Sauf qu’internet n’est pas à propos de la crypto. La vie privée et la sphère intime sont à propos de crypto, la vie publique – des états et des puissances gouvernantes – aussi, mais ce n’est pas internet. Les lanceurs d’alertes n’ont pas attendus GPG pour faire leur travail. Les journalistes non plus. Si nous voulons changer le monde – et en tant que partie du monde nous nous devons de le faire – ce n’est pas avec de nouveaux logiciels ou protocoles que nous le ferons.

C’est en appliquant à nos structures sociales, nos communautés, les mêmes principes que ceux qui permettent à internet de fonctionner. Gratuité d’accès, facilité d’accès, ouverture à tous, confiance par défaut. Donc de s’ouvrir. Et pour s’ouvrir, il faut faire plus que juste dire "Hey, viens et poses toi là". Il faut faire en sorte que celleux qui veulent venir se sentent accueillies.

Oui, ça veut dire faire des efforts pour arrêter d’être paranoïaques, imbu de soi, ou simplement des connards. Mais en fait, en supprimant cette couche de paranoïa, cette suspicion par défaut, les choses deviennent moins stressante. En permettant à toutes de pouvoir participer et d’inclure tout le monde, nous augmentons aussi les diversités, nous ajoutons des mutations à nos mouvements cellulaires, nous pouvons découvrir de nouveau moyen d’actions, découvrir de nouvelles problématiques, se développer, construire des liens forts, développer une communauté, un groupe social qui partage réellement et qui prend soin de lui.

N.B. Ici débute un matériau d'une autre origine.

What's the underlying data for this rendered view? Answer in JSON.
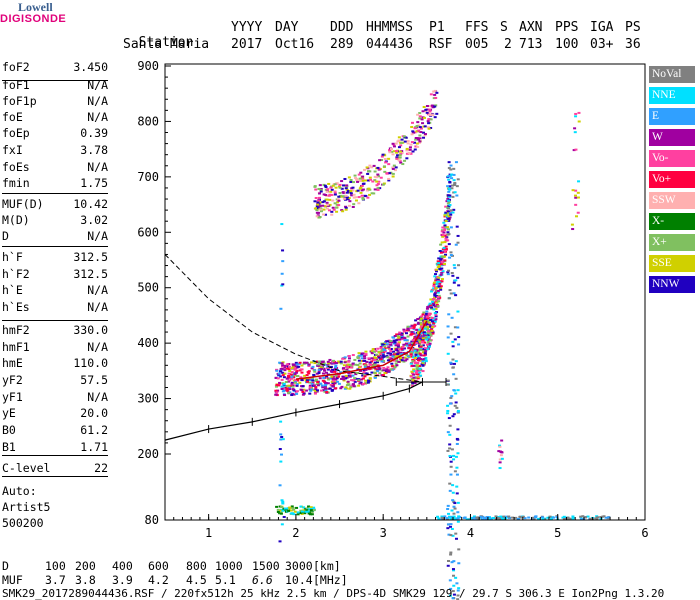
{
  "logo": {
    "line1": "Lowell",
    "line2": "DIGISONDE"
  },
  "header": {
    "labels": [
      "Station",
      "YYYY",
      "DAY",
      "DDD",
      "HHMMSS",
      "P1",
      "FFS",
      "S",
      "AXN",
      "PPS",
      "IGA",
      "PS"
    ],
    "values": [
      "Santa Maria",
      "2017",
      "Oct16",
      "289",
      "044436",
      "RSF",
      "005",
      "2",
      "713",
      "100",
      "03+",
      "36"
    ]
  },
  "params": [
    {
      "name": "foF2",
      "value": "3.450"
    },
    {
      "name": "foF1",
      "value": "N/A"
    },
    {
      "name": "foF1p",
      "value": "N/A"
    },
    {
      "name": "foE",
      "value": "N/A"
    },
    {
      "name": "foEp",
      "value": "0.39"
    },
    {
      "name": "fxI",
      "value": "3.78"
    },
    {
      "name": "foEs",
      "value": "N/A"
    },
    {
      "name": "fmin",
      "value": "1.75"
    },
    {
      "name": "MUF(D)",
      "value": "10.42"
    },
    {
      "name": "M(D)",
      "value": "3.02"
    },
    {
      "name": "D",
      "value": "N/A"
    },
    {
      "name": "h`F",
      "value": "312.5"
    },
    {
      "name": "h`F2",
      "value": "312.5"
    },
    {
      "name": "h`E",
      "value": "N/A"
    },
    {
      "name": "h`Es",
      "value": "N/A"
    },
    {
      "name": "hmF2",
      "value": "330.0"
    },
    {
      "name": "hmF1",
      "value": "N/A"
    },
    {
      "name": "hmE",
      "value": "110.0"
    },
    {
      "name": "yF2",
      "value": "57.5"
    },
    {
      "name": "yF1",
      "value": "N/A"
    },
    {
      "name": "yE",
      "value": "20.0"
    },
    {
      "name": "B0",
      "value": "61.2"
    },
    {
      "name": "B1",
      "value": "1.71"
    },
    {
      "name": "C-level",
      "value": "22"
    }
  ],
  "auto": {
    "line1": "Auto:",
    "line2": "Artist5",
    "line3": "500200"
  },
  "legend": [
    {
      "label": "NoVal",
      "color": "#808080"
    },
    {
      "label": "NNE",
      "color": "#00e0ff"
    },
    {
      "label": "E",
      "color": "#30a0ff"
    },
    {
      "label": "W",
      "color": "#a000a0"
    },
    {
      "label": "Vo-",
      "color": "#ff40a0"
    },
    {
      "label": "Vo+",
      "color": "#ff0040"
    },
    {
      "label": "SSW",
      "color": "#ffb0b0"
    },
    {
      "label": "X-",
      "color": "#008000"
    },
    {
      "label": "X+",
      "color": "#80c060"
    },
    {
      "label": "SSE",
      "color": "#d0d000"
    },
    {
      "label": "NNW",
      "color": "#2000c0"
    }
  ],
  "chart_data": {
    "type": "scatter",
    "x_ticks": [
      "1",
      "2",
      "3",
      "4",
      "5",
      "6"
    ],
    "y_ticks": [
      "80",
      "200",
      "300",
      "400",
      "500",
      "600",
      "700",
      "800",
      "900"
    ],
    "xlim": [
      0.5,
      6.0
    ],
    "ylim": [
      80,
      900
    ],
    "profile_points": [
      [
        0.5,
        225
      ],
      [
        1.0,
        245
      ],
      [
        1.5,
        258
      ],
      [
        2.0,
        275
      ],
      [
        2.5,
        290
      ],
      [
        3.0,
        305
      ],
      [
        3.3,
        318
      ],
      [
        3.45,
        330
      ]
    ],
    "trace_points": [
      [
        2.0,
        335
      ],
      [
        2.5,
        345
      ],
      [
        3.0,
        360
      ],
      [
        3.3,
        385
      ],
      [
        3.5,
        440
      ]
    ],
    "mufline_points": [
      [
        0.5,
        560
      ],
      [
        1.0,
        480
      ],
      [
        1.5,
        420
      ],
      [
        2.0,
        380
      ],
      [
        2.5,
        350
      ],
      [
        3.0,
        340
      ],
      [
        3.45,
        330
      ]
    ],
    "error_bar": {
      "x_left": 3.15,
      "x_right": 3.72,
      "y": 330
    }
  },
  "bottom_table": {
    "row1_label": "D",
    "row1_values": [
      "100",
      "200",
      "400",
      "600",
      "800",
      "1000",
      "1500",
      "3000"
    ],
    "row1_unit": "[km]",
    "row2_label": "MUF",
    "row2_values": [
      "3.7",
      "3.8",
      "3.9",
      "4.2",
      "4.5",
      "5.1",
      "6.6",
      "10.4"
    ],
    "row2_unit": "[MHz]"
  },
  "footer": "SMK29_2017289044436.RSF / 220fx512h 25 kHz 2.5 km / DPS-4D SMK29 129 / 29.7 S 306.3 E Ion2Png 1.3.20"
}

C’est ce que fait la Quadrature dans une certaine mesure en travaillant avec les engraineurs ou Act’Up sur certaines problématique. Et tout le monde y gagne.

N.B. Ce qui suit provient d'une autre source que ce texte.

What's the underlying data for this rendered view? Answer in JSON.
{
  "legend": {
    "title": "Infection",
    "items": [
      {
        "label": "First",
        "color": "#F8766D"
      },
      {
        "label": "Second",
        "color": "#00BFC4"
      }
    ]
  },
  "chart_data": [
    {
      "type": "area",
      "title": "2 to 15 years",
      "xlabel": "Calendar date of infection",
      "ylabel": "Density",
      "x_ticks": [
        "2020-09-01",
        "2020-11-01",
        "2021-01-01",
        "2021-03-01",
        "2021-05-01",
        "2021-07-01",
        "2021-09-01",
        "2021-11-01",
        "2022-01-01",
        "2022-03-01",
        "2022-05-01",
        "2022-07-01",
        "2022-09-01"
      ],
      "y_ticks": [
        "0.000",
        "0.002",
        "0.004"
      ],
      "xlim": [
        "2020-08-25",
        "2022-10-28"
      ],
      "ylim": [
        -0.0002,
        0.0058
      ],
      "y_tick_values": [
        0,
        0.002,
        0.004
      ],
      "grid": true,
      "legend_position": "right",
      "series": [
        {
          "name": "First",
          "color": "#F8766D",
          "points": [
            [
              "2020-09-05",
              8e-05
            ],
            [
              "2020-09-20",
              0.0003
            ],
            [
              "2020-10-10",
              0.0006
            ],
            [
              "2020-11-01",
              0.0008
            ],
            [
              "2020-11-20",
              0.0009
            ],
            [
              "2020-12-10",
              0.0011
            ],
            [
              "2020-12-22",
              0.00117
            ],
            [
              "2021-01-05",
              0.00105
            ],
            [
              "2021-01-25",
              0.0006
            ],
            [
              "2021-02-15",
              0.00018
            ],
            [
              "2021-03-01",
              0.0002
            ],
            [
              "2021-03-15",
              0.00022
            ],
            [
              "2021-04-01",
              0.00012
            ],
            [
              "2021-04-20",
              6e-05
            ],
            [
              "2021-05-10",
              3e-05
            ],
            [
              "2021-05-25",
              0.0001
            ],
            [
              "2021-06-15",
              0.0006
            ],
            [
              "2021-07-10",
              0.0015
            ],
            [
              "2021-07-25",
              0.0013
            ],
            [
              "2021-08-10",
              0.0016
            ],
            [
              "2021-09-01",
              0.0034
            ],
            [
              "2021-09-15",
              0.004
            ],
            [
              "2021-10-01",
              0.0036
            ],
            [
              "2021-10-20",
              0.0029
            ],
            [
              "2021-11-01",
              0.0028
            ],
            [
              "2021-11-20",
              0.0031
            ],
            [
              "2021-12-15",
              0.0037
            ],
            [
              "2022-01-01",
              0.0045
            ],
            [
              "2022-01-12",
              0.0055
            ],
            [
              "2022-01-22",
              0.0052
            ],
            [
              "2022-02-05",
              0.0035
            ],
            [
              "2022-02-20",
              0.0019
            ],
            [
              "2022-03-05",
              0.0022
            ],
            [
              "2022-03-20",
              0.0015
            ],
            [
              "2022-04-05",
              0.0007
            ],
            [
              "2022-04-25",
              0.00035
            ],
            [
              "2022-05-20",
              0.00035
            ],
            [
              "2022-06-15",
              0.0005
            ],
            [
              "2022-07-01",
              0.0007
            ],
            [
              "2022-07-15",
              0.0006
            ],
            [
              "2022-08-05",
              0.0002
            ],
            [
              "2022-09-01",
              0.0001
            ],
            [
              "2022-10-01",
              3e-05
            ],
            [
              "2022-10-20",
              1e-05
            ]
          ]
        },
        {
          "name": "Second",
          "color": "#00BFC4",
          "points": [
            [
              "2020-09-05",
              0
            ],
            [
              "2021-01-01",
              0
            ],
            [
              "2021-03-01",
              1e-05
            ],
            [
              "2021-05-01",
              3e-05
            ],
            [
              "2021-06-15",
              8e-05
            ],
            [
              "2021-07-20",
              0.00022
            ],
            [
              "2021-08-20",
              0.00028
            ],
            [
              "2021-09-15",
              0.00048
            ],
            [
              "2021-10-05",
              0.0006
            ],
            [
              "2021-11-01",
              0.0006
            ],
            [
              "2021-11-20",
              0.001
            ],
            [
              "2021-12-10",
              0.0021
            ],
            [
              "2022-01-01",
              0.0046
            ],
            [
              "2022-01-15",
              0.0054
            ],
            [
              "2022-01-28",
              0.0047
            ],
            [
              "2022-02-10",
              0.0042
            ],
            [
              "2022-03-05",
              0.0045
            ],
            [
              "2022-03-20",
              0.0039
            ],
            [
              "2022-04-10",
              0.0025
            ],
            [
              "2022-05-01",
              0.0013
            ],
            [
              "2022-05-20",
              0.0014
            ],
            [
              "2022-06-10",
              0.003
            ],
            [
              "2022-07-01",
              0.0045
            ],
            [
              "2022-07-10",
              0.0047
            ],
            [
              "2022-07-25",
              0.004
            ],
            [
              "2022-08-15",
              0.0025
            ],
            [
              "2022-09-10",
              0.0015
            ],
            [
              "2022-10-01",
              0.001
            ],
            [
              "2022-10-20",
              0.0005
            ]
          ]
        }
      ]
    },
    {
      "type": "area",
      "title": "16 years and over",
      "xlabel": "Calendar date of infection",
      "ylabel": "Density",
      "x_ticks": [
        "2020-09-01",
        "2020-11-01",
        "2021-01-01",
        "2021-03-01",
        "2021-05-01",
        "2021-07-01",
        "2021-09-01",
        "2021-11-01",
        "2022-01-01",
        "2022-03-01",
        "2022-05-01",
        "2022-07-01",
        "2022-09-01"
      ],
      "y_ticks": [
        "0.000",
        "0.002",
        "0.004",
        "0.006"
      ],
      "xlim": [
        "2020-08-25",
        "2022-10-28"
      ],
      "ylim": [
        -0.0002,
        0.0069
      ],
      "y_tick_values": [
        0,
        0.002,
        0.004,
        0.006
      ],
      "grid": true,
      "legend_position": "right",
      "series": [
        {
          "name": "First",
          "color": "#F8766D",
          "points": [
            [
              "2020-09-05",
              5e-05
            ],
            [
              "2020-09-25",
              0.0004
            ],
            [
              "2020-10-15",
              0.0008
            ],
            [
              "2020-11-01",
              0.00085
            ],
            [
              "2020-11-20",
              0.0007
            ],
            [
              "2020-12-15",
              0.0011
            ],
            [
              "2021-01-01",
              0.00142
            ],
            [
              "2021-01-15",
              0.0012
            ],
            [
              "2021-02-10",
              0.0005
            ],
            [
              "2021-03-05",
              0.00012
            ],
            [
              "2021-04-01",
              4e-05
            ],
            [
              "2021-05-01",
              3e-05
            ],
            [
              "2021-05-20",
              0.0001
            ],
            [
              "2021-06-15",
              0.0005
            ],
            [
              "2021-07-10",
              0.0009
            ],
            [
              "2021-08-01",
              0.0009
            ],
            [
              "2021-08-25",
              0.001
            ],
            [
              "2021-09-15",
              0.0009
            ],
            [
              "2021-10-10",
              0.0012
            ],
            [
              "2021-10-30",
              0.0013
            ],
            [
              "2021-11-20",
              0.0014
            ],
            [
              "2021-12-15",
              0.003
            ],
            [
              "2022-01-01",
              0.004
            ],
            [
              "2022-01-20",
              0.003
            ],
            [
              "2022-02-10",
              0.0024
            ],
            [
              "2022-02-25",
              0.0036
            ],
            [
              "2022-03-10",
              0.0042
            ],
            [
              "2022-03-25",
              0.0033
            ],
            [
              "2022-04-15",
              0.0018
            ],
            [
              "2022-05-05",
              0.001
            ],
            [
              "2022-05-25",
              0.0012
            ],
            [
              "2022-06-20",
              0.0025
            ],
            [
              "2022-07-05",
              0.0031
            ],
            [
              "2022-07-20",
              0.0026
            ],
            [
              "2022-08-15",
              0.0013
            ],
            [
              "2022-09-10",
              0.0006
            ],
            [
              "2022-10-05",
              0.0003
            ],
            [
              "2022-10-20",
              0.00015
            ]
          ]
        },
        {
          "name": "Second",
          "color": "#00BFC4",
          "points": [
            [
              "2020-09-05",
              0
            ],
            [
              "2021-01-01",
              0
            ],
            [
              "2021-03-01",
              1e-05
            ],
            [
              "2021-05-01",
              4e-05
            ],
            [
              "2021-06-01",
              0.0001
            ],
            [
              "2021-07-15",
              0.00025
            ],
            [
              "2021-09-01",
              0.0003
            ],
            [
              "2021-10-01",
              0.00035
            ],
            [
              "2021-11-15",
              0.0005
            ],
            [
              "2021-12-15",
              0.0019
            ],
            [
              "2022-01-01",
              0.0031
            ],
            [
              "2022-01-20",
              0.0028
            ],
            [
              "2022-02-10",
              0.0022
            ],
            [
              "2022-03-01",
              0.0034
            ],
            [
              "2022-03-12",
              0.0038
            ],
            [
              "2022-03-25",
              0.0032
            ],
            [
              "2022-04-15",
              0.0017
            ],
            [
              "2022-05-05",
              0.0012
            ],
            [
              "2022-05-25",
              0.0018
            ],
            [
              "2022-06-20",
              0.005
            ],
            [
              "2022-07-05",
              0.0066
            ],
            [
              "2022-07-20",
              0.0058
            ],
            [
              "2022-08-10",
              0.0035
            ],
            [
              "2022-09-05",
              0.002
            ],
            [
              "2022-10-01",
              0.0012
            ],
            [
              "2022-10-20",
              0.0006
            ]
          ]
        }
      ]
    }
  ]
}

Cela nécessite d’accepter que des personnes ne comprennent pas et ne comprendrons pas ce que vous faites. Cela nécessite d’aller contre des certitudes, des choses qui paraissent évidentes, de voir ce qu’il se passe ailleurs dans le monde.

Internet n’est pas un territoire, c’est une somme de conscience collective. Mais nous avons des territoires à défendre. Nous avons besoin d’Internet pour les défendre, mais nous devons les défendre. Allez parler aux autres, invitez-les. Écoutez-les. Si ielles ne veulent pas venir, demandez vous pourquoi. Souvent c’est parce qu’ielles ne se sentent pas bienvenue, pas inclus.

Et c’est généralement parce que personne ne règle le problème des trolls. Des antisociaux qui ne cherchent qu’à détruire les communautés, à maintenir le statu quo, à rester "entre couilles". A vouloir absolument avoir raison. Le climat qui règne sur nos listes de diffusions, canaux IRC, lieux "ouvert" n’est pas forcément serein. Sous prétexte de la liberté d’expression, on laisse tout dire sans conséquences, on laisse nos communauté se diviser, exploser, ne pas exister, refuser les autres.

Non, je ne demande pas la censure ou la régulation. La liberté d’expression existe et est importante. Mais la liberté n’a de sens que si elle est exercée en groupe. Notre liberté de pouvoir vivre ensemble est bien plus importante que la liberté des trolls d’exister impunément.

Il est peut-être temps d’arrêter de se comporter en nerds sociopathes, et de commencer à se comporter en activistes. Parce que les activistes de terrain ne nous attendrons pas. Ils refont déjà le monde, avec ou sans crypto de la mort. Avec ou sans sécurité. C’est quelque chose que vous ne pouvez pas empêcher, que ce soit au Bahrein, en Espagne, aux États Unis ou en Ukraine, des activistes sont arrêtés et torturés, peu importe qu’ils aient ou non utilisés des outils de chiffrement fort.

Ce qui est sûr en revanche c’est que le territoire dans lequel vous vivez, est défendu par des personnes que vous feriez bien de rencontrer. Parce qu’elle changent le monde et ne vous attendrons pas. Si vous ne voulez pas vous retrouvez limité à un rôle de barbu grincheux, de geek associal, de nerd nihiliste, de hipster branchouille, il serait peut-être temps de s’y mettre, d’inclure tout celleux qui veulent venir, et d’aller voir les autres.

Promis, les cannibales n’existent plus. Nous avons mangé le dernier hier.